Wordsmith Tools is the name of a program for statistically analysing the vocabulary of large samples of language, to see how words are patterned; it was developed by a gentle genius, Dr Mike Scott. I thought it might be interesting to compare RLS’s essays with some other essays, just to get an inkling of some things that might make them distinctive. To do this, I made a word-frequency list of all of RLS’s essays and compared it with two control corpuses via a ‘keywords’ analysis.

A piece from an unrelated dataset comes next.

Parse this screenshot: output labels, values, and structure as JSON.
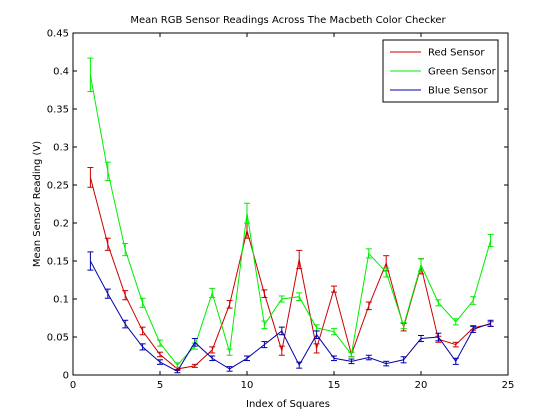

For Wordsmith ‘key words’ are those whose frequency is unusually high in comparison with a comparative corpus. (You can also look at the words that are unusually infrequent in comparison with the other corpus.) I did this all very quickly, so it’s only intended here as an amusing entertainment that might provoke thought.

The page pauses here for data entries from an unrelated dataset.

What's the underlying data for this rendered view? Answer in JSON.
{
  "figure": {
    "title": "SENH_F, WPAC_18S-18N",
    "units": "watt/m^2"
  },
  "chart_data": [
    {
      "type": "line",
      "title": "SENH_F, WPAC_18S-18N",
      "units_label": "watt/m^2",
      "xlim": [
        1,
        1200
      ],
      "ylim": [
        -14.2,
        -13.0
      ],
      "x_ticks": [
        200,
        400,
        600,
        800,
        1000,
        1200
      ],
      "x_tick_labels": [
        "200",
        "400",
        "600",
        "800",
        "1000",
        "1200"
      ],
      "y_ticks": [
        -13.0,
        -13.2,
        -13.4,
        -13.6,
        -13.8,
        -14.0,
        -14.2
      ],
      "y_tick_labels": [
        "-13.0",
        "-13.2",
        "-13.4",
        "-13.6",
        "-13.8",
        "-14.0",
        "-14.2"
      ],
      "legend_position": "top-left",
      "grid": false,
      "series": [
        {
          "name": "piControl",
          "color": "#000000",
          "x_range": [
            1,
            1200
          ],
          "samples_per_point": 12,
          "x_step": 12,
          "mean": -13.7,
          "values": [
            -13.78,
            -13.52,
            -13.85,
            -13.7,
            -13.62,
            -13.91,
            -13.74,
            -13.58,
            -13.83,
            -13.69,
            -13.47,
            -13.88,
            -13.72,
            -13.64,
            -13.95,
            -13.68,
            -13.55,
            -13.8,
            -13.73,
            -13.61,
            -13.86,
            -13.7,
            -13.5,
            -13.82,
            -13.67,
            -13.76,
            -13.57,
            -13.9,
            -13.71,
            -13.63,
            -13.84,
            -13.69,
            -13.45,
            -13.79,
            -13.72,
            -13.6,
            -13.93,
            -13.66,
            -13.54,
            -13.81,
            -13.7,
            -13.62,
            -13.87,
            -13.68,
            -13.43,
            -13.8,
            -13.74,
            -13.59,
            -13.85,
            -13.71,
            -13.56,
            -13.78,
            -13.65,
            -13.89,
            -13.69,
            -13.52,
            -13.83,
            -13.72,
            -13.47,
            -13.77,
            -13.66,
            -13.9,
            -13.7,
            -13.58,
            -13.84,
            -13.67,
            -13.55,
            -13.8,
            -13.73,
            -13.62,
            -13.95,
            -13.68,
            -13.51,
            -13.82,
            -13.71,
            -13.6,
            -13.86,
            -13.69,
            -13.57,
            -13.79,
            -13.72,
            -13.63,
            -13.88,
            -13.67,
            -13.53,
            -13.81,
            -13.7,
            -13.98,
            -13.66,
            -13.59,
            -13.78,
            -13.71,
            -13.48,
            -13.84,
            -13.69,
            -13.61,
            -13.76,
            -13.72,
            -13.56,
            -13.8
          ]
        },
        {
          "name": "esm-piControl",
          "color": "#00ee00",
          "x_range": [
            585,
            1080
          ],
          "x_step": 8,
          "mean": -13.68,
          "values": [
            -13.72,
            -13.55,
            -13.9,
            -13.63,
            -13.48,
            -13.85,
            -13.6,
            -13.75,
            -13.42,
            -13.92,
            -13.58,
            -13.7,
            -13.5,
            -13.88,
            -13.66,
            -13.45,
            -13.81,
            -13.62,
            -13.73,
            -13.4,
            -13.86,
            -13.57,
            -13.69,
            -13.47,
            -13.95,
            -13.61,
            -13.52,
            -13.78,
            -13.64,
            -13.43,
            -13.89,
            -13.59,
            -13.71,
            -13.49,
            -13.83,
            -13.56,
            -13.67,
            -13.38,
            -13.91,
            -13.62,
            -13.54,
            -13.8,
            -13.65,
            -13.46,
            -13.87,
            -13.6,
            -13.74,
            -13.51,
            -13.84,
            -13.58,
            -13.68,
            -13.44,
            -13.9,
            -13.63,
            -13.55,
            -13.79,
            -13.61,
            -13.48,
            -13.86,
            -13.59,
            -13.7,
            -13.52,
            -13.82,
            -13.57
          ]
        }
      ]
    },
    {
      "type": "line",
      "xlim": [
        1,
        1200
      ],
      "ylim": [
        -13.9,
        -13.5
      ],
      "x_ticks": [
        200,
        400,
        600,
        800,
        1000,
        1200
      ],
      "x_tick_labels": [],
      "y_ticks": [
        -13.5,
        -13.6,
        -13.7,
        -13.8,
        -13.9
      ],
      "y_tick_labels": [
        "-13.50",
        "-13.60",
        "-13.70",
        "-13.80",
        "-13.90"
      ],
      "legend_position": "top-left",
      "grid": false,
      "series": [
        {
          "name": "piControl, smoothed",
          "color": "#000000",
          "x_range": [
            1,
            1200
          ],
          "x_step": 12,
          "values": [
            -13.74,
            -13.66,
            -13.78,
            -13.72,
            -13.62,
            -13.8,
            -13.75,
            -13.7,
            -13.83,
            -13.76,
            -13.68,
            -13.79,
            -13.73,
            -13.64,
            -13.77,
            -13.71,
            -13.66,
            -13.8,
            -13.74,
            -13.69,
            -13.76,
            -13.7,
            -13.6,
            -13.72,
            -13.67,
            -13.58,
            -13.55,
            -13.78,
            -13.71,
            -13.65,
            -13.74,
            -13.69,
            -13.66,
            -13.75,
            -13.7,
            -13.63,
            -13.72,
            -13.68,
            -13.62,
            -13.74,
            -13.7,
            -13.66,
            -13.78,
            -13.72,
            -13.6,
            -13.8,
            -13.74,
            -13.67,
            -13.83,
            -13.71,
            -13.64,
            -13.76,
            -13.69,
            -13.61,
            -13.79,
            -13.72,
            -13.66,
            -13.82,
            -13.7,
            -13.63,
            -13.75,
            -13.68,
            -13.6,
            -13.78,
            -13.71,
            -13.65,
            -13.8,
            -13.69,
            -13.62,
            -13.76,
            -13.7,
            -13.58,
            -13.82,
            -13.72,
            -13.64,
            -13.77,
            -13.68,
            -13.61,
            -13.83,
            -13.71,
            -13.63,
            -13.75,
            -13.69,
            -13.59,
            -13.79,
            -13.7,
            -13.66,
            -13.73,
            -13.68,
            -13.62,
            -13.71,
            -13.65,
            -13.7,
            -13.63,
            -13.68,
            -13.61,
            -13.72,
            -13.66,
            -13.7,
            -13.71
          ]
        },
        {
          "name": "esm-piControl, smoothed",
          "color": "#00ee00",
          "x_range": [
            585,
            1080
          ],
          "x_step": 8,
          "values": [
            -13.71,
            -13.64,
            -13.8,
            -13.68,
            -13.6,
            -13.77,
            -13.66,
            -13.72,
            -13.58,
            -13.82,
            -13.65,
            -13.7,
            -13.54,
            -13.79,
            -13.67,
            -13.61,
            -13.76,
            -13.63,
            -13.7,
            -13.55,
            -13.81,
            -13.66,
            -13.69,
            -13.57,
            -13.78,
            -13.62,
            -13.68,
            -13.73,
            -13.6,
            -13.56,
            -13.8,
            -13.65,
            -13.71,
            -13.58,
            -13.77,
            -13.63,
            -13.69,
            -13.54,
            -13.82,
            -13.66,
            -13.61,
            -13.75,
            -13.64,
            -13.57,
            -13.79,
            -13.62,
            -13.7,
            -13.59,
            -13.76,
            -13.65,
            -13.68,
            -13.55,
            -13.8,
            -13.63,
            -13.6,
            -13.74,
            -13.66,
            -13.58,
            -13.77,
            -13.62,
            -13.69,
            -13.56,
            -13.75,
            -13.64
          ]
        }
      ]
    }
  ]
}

1. Comparison of RLS’s essays with Sampson’s 1912 anthology ‘Nineteenth-century Essays’
Sampson’s Nineteenth-century Essays is a one-volume collection (so quite small) including: Carlyle, “On History”; Macaulay, “Ranke’s History of the Popes”; Bagehot, “Shakespeare — the Man”; Newman, “Literature”; Ruskin, “Sir Joshua and Holbein”; Arnold, “Marcus Aurelius”; and Stevenson, “A Penny Plain and Twopence Coloured” (which I omitted from the corpus file).

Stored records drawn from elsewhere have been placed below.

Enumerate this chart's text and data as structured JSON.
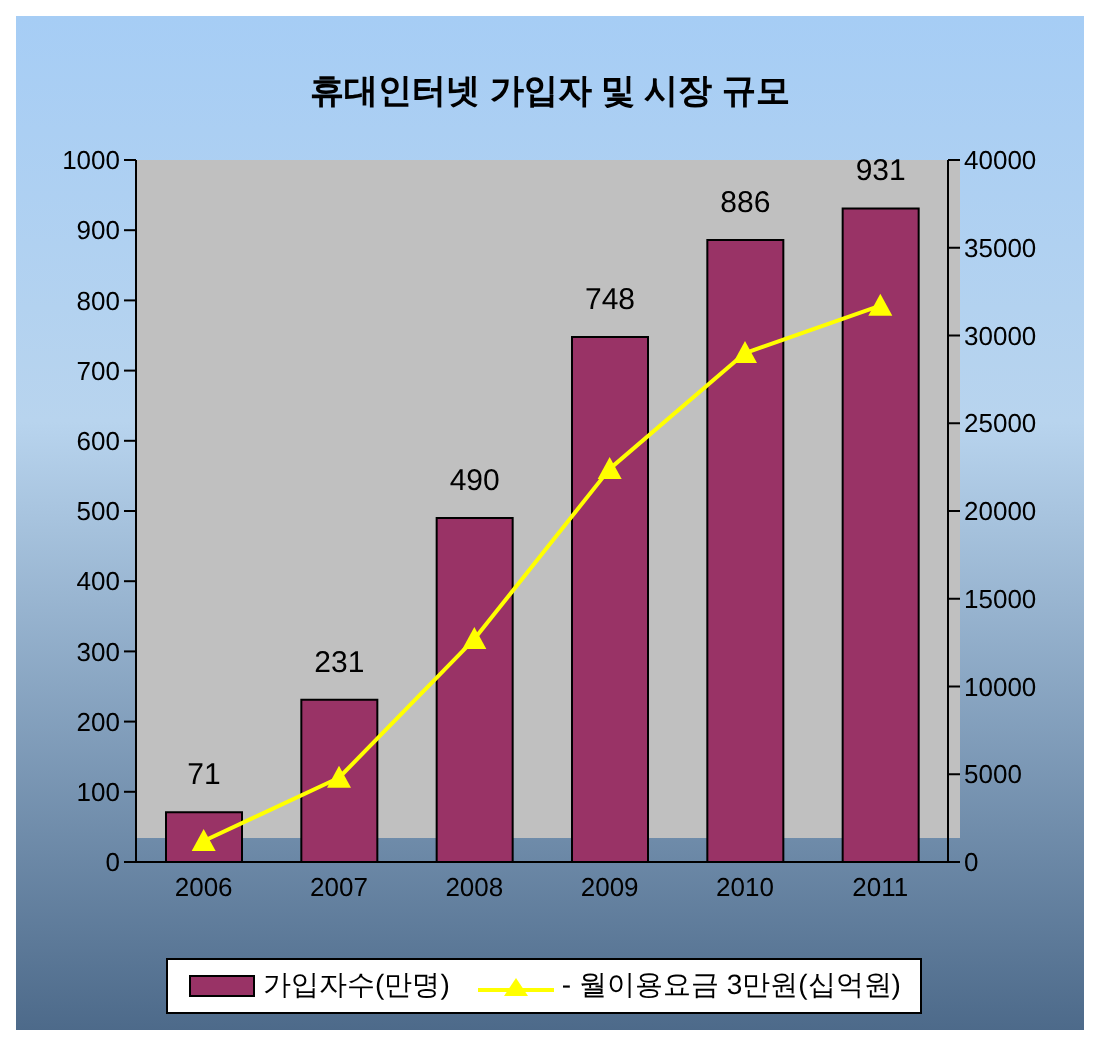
{
  "chart_data": {
    "type": "bar",
    "title": "휴대인터넷 가입자 및 시장 규모",
    "categories": [
      "2006",
      "2007",
      "2008",
      "2009",
      "2010",
      "2011"
    ],
    "series": [
      {
        "name": "가입자수(만명)",
        "color": "#993366",
        "values": [
          71,
          231,
          490,
          748,
          886,
          931
        ],
        "value_labels": [
          "71",
          "231",
          "490",
          "748",
          "886",
          "931"
        ]
      },
      {
        "name": "- 월이용요금 3만원(십억원)",
        "type": "line",
        "axis": "y2",
        "color": "#ffff00",
        "marker": "triangle",
        "values": [
          1200,
          4800,
          12700,
          22400,
          29000,
          31700
        ]
      }
    ],
    "ylim": [
      0,
      1000
    ],
    "yticks": [
      0,
      100,
      200,
      300,
      400,
      500,
      600,
      700,
      800,
      900,
      1000
    ],
    "y2lim": [
      0,
      40000
    ],
    "y2ticks": [
      0,
      5000,
      10000,
      15000,
      20000,
      25000,
      30000,
      35000,
      40000
    ],
    "grid": false,
    "legend": "bottom"
  }
}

The most characteristic words in RLS (I took all his essays) compared with Sampson’s selection are (in descending ‘keyness’):
I MY UPON A ME YOU SOME YOUR AND SOMEWHAT ROAD MOMENT LAST ALTHOUGH ABOUT HIMSELF
and the words most characteristic of the Sampson corpus that are little used by RLS in his essays are (in ascending negative ‘keyness’):
PROTESTANTS SCRIPTURE DOCTRINE THEE CHRISTIANS THEREFORE LANGUAGE ROMAN SCIENCE POWER SPAIN CHRISTIANITY EUROPE THY PROTESTANT GREEK CHURCH CATHOLIC HISTORY THOU ROME WHICH
Who would have thought that ‘which’ was so little used by RLS in comparison with the six other essayists?
The two lists make an interesting random poem: RLS’s key words focussing on subjectivity, partiality (some, somewhat), concession (although), simply perceived phenomena (and), movement (road – one of only two nouns!), experience (moment); while the Victorian sages have those terribly heavy nouns and heavy links (therefore, which).
2. Comparison with Modern English Essays, edited by Ernest Rhys
Rhys’s substantial five-volume collection from 1922 contains RLS’s “Walking Tours” (in vol 2), which I removed from the corpus file, then made a word-frequency list, and used this to compare with the wordlist of Stevenson’s essays.
Interestingly the words that stood out as most unusual in comparison with the other texts were again suggestive of subjectivity and interpersonal relations, and once more we find ‘and’:
YOU I YOUR MY AND
The most characteristic Stevenson words include some proper nouns (Knox, Burns, Arethusa – I had included An Inland Voyage as an essay-like text), but also UPON (RLS tends to use this rather than ‘on’), SOME (13th position) and SOMEWHAT (in 20th place), as in the previous list. Other interesting words near the top of the list include: PLEASURE (14), PLEASURES (23); YET (15), the only conjunction in the top group; and, once again ROAD (24).
What about the words that were, instead, significantly more frequent in the five volumes of ‘Modern English Essays’? Here, the list contains a lot of proper names (MONTAIGNE, JAMES, GEORGE…) as Rhys’s selection tends towards critical essays, but once again the most frequent word in the control corpus in comparison with Stevenson is WHICH. Curious.